Reflections from building Data Basis: Risks, challenges and lessons
Creating Data Basis has been a rewarding but also deeply challenging journey. Here are some reflections from our experience:
The importance, and difficulty, of maintaining users’ trust in our platform
From the beginning we knew that acquiring and maintaining users’ trust in the data we provide is crucial. That meant doing everything right: keeping high-quality metadata, fixing data cleaning errors quickly, keeping all data up to date with minimal delays, nurturing a community via open communication, and a lot more. We understood early the responsibility we’d hold once users start using our data without even double checking the original sources.
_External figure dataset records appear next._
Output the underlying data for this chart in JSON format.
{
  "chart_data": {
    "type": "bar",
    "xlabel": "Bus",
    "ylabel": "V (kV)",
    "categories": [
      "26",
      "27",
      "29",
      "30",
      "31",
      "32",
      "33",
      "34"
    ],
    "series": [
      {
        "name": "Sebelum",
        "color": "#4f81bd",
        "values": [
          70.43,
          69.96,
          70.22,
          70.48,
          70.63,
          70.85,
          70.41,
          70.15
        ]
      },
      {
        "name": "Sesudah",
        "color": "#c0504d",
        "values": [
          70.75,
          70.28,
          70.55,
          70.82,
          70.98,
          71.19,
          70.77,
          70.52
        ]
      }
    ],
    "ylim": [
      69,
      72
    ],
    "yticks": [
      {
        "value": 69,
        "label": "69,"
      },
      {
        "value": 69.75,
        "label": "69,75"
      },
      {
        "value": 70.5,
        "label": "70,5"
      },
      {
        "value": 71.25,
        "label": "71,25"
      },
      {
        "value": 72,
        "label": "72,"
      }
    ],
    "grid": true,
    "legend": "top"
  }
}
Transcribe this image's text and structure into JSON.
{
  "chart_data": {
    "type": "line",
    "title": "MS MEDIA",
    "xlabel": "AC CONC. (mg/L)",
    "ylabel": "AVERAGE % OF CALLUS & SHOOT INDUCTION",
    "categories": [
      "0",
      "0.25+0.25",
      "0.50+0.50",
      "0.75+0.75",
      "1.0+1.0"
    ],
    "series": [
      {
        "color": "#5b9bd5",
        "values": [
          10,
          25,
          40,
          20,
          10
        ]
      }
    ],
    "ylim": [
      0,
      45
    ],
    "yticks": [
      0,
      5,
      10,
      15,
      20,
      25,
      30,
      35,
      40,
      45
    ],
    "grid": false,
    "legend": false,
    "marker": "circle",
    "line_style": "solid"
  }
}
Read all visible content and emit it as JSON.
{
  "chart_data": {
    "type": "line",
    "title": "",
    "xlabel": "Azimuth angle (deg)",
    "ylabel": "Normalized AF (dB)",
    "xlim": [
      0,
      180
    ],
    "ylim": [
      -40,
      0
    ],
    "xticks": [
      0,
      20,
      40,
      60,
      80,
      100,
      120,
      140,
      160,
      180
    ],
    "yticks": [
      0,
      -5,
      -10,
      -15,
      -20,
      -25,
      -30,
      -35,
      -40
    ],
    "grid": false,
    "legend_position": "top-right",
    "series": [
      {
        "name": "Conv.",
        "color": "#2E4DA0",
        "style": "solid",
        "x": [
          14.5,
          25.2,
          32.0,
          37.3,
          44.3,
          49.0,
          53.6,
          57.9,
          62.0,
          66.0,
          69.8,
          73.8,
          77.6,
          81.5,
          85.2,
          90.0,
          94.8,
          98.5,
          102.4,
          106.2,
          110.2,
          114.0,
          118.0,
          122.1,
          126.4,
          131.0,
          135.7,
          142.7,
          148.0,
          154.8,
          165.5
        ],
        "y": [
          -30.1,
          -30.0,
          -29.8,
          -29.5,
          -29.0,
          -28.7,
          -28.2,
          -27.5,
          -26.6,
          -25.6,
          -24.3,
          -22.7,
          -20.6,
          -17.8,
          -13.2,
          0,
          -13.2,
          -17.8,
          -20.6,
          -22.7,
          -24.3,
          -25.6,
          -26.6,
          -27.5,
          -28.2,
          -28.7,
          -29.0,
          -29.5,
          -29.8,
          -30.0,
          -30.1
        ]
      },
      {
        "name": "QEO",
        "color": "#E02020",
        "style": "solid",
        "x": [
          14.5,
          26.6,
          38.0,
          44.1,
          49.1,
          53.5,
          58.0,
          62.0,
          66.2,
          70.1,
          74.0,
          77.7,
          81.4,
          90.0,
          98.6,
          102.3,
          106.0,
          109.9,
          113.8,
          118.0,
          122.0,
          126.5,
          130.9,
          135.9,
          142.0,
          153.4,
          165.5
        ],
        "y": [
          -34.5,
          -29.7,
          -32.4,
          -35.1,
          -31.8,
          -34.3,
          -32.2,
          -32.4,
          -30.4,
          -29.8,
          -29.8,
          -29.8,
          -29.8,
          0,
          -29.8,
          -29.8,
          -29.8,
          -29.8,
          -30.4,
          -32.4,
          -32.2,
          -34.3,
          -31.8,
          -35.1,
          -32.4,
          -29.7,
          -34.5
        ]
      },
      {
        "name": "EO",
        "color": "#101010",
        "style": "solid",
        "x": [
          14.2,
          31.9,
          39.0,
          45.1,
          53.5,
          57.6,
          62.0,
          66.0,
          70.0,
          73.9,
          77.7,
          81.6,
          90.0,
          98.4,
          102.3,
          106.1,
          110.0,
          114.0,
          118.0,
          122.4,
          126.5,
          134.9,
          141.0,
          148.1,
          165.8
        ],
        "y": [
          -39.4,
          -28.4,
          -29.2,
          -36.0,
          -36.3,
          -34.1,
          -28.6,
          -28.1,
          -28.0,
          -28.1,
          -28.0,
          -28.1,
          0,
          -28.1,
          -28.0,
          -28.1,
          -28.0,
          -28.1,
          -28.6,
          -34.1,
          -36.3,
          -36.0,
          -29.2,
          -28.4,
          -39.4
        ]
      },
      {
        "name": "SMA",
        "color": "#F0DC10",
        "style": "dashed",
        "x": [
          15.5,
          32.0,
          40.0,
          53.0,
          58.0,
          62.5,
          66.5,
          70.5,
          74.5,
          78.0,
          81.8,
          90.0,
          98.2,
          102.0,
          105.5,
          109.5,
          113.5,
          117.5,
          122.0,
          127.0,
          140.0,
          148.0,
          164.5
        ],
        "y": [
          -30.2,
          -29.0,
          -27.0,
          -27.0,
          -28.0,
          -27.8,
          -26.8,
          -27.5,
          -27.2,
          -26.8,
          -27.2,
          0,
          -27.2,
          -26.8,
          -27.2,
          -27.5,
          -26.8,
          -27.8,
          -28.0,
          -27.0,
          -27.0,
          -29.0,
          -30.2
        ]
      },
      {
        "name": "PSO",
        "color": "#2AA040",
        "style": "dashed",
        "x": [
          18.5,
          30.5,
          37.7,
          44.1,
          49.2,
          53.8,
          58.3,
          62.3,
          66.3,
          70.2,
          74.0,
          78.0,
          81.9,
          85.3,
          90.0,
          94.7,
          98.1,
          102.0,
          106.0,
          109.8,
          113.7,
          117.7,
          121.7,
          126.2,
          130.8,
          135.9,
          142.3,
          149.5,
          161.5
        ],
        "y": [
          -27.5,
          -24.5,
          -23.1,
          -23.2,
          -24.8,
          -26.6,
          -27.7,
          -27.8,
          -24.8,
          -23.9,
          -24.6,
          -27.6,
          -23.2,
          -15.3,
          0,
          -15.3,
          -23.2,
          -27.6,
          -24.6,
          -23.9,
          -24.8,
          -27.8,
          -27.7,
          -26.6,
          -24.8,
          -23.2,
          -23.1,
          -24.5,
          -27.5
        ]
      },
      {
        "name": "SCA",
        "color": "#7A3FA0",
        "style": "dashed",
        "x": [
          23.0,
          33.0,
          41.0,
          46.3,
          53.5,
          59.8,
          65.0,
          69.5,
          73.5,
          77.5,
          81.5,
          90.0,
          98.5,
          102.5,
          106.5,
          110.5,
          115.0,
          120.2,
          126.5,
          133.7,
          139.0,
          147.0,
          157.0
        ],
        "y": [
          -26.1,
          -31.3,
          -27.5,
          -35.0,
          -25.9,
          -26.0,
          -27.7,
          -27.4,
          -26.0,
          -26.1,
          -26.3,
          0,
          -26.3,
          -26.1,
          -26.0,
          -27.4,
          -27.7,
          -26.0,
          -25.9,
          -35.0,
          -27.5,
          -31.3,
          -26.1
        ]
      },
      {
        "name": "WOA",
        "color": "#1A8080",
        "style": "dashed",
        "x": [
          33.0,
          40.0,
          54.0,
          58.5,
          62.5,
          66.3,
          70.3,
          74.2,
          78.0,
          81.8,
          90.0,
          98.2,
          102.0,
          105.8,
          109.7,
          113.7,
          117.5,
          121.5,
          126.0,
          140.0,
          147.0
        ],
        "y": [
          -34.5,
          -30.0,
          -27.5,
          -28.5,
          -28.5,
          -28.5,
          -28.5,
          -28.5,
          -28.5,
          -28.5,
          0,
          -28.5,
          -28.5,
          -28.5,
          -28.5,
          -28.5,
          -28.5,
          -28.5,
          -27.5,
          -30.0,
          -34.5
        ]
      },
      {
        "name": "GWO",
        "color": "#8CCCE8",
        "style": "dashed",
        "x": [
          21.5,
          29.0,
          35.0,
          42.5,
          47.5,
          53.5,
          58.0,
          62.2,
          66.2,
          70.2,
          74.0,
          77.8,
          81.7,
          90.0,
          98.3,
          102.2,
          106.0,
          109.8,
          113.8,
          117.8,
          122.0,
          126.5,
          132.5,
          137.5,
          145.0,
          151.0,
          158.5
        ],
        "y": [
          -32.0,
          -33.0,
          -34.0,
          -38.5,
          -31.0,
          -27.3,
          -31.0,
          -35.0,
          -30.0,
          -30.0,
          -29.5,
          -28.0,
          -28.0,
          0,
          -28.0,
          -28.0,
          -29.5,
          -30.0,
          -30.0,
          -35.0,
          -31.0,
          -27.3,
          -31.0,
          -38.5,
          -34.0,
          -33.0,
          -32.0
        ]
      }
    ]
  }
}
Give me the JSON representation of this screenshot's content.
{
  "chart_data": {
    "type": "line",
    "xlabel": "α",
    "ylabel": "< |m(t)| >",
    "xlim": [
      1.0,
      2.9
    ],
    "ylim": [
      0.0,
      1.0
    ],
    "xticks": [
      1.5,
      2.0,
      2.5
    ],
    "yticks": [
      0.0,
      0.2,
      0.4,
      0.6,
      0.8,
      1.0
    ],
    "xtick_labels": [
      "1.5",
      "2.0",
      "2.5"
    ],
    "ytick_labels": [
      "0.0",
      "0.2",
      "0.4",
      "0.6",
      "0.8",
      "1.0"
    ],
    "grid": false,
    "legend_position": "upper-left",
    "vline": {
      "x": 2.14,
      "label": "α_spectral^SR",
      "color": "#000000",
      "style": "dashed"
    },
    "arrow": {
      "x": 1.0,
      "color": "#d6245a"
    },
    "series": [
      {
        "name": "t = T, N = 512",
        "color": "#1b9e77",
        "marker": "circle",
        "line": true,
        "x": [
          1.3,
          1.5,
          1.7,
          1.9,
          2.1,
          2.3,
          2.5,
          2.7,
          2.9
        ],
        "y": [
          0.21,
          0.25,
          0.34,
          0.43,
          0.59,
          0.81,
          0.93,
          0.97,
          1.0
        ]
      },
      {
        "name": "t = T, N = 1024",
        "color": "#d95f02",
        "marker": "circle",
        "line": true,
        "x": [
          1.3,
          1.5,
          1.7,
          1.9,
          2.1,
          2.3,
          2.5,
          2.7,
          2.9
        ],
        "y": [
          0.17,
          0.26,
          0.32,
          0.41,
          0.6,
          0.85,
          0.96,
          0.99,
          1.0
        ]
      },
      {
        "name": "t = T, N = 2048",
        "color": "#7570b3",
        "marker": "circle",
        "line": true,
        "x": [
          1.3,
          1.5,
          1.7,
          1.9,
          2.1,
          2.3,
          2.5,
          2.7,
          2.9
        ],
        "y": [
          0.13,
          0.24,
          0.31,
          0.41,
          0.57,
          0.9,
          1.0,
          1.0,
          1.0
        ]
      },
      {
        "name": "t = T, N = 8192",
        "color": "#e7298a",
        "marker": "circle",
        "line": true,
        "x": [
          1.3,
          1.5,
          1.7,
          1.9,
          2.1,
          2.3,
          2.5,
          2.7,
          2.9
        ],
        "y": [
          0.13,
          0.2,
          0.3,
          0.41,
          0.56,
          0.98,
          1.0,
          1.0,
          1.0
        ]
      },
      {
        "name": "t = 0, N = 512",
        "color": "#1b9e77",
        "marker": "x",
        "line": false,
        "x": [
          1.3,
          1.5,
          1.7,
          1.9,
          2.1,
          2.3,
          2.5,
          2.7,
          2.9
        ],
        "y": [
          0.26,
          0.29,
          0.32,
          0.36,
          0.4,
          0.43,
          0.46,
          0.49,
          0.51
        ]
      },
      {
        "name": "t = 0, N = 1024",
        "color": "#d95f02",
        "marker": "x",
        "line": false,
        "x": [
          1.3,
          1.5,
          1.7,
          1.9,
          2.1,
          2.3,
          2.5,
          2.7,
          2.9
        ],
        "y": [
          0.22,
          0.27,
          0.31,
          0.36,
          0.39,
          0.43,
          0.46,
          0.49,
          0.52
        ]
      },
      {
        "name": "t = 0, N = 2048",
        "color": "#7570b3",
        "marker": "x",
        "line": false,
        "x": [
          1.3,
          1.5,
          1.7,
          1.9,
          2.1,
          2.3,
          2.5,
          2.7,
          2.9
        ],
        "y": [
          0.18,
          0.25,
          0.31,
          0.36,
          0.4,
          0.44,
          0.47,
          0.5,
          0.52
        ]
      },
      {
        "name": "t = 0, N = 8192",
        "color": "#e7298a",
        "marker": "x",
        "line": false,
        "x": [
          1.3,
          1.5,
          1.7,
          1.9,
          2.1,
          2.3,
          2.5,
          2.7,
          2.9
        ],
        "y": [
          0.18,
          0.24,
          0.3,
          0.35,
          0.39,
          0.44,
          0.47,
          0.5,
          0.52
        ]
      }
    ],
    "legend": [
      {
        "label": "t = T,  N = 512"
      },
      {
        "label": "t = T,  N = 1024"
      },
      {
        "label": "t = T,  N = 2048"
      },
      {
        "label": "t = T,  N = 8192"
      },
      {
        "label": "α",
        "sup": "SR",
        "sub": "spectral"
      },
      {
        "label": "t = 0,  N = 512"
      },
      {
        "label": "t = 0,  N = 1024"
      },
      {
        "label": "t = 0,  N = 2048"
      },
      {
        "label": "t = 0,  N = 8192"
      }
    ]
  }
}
Sustainability matters: funding, incentives, and the hybrid model
As a non-profit NGO, we rely on a hybrid model: offering data access as a public good while generating revenues through subscriptions, consulting, training, and data-engineering services. This trade-off is necessary if we want the organisation to thrive – but it also creates tensions: how to balance open-access commitment with financial sustainability; how to keep incentives aligned; how to avoid “privatising” access even though the mission is public.
Community and collaboration are essential
Data Basis has benefited enormously from volunteers, researchers, civil-society partners – people who contribute paperwork, flag errors, help maintain tables, give feedback. Without a community, the platform would just be a static archive – but with it, it becomes a living ecosystem of knowledge, use, and improvement.
Reward comes when data sparks real-world impact
The most satisfying moments are when we see a research paper, a policy brief, a journalistic investigation, or a government report that cites Data Basis and builds on our cleaned data – especially when that work influences public debate, resource allocation, social programmes or transparency.
Final thoughts: Data Basis as part of a broader open-data ecosystem
The story of Data Basis is not just about building a big data warehouse. It is part of a broader movement for open data, transparency and evidence-based public debate. We take huge inspiration from other open data projects, such as IPUMS, the SHRUG, Our World in Data, Opportunity Insights, the World Bank Microdata Library, MapBiomas, and many more. All these help change the notion of what data can be: not a proprietary asset, but a shared infrastructure, a public good.
As the community of researchers, policymakers, civil society organisations, and citizens becomes more data-literate, the demand for reliable, accessible, documented and interoperable data will only grow. We hope that Data Basis can contribute to meet that demand, and help show what is possible when we treat data as public infrastructure.
If you are a researcher, journalist, policymaker, or just someone curious – I invite you to explore the platform, use the data, and join us in building a data-rich public sphere.